I am trying to automate the process of extracting data from my bank statements and introduce them into excel. I am aware that there are bank API's that facilitate getting this data directly but for this use case, I cannot use them.
I am using python3 and the PyPDF2 library. (I am using python3 because it the language I am most comfortable with, but I'm willing to try anything if there is one more suitable for my use case)
The code I have up to now:
# Importing required modules
import PyPDF2
def pdf_to_excel():
    # Creating a pdf file object
    pdfFileObj = open('Horses Jan 2020.pdf', 'rb')
    
    # Creating a pdf reader object
    pdfReader = PyPDF2.PdfFileReader(pdfFileObj)
    
    # Printing number of pages in pdf file
    print(pdfReader.numPages)
    # Printing Document Layout
    print(pdfReader.pageLayout)
    
    # Creating a page object
    pageObj = pdfReader.getPage(0)
    # Extract movement details into a dict
    movments = extract_movement_details(pageObj)
    
    # Closing the pdf file object
    pdfFileObj.close()
    
    return movments
def extract_movement_details(pageObj):
    
    # Extracting text from page
    pdftext = pageObj.extractText()
    # Split pdf text
    text_split = pdftext.split()
    """ Extract General Information from Bank Statment """

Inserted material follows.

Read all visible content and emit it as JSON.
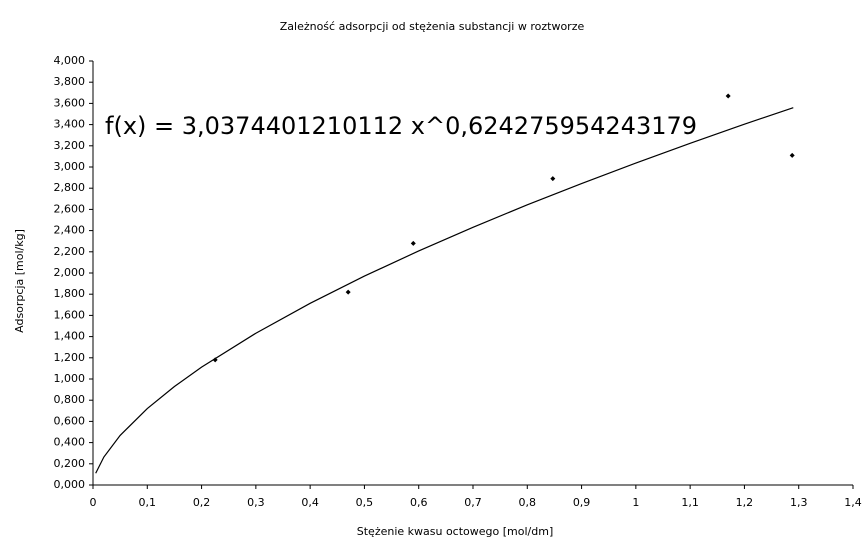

    # Extract General Information
    client_n = text_split[10].replace('Cliente', '').split('R', 1)
    general_info = {
        'From': text_split[1],
        'To': text_split[3].replace('Fecha', ''),
        'Account No.': text_split[8].replace('Cuenta', '').replace('No.', ''),
        'Client No.': client_n[0],
        'R.F.C': client_n[1].replace('.F.C', '').replace('No.', ''),
        'No. Key Account': text_split[12].replace('CLABE', '').replace('PAGINA', '')
        }
    
    # Extract movments information
    movement_details = {
        'Date Opt': 0,
        'Date Liq': 0,
        'Description': 0,
        'Reference': 0,
        'Debit': 0,
        'Credit': 0,
        'Operation': 0,
        'Liquidation': 0
        }
    print(general_info)
    print(movement_details)
    print("\n")
    
    # Printing the text from the page
    print(text_split)
    
    movments = text_split
    return movments
pdf_to_excel()
It uses PyPDF2 and consists of two functions, one that opens the file and one that splits the text and extracts the data I need. Basically, I am trying to recognize patterns and extract the data in accordance with those patterns. However, it is proving to be much harder than I thought it would be because the data does not seem to be organized in a logical way on the list I got. Words are stuck together, they are not in the same order as they are visually on excel, and recognizing the patterns is proving quite difficult.
Unfortunately, since it's banking information, I am not sure how I can display it here without giving away sensitive information but I will work on that and try to post the text extracted and the way the docs look. For now here is a picture with the sensitive information redacted, 
Moreover, before trying with PyPDF2 I tried with tabula but since the movements are in a table with invisible borders it did not recognize them as tables.
Also, I will have to do this with many more banks in the future so if what I want can be done with a technology with a larger learning curve I am okay with that.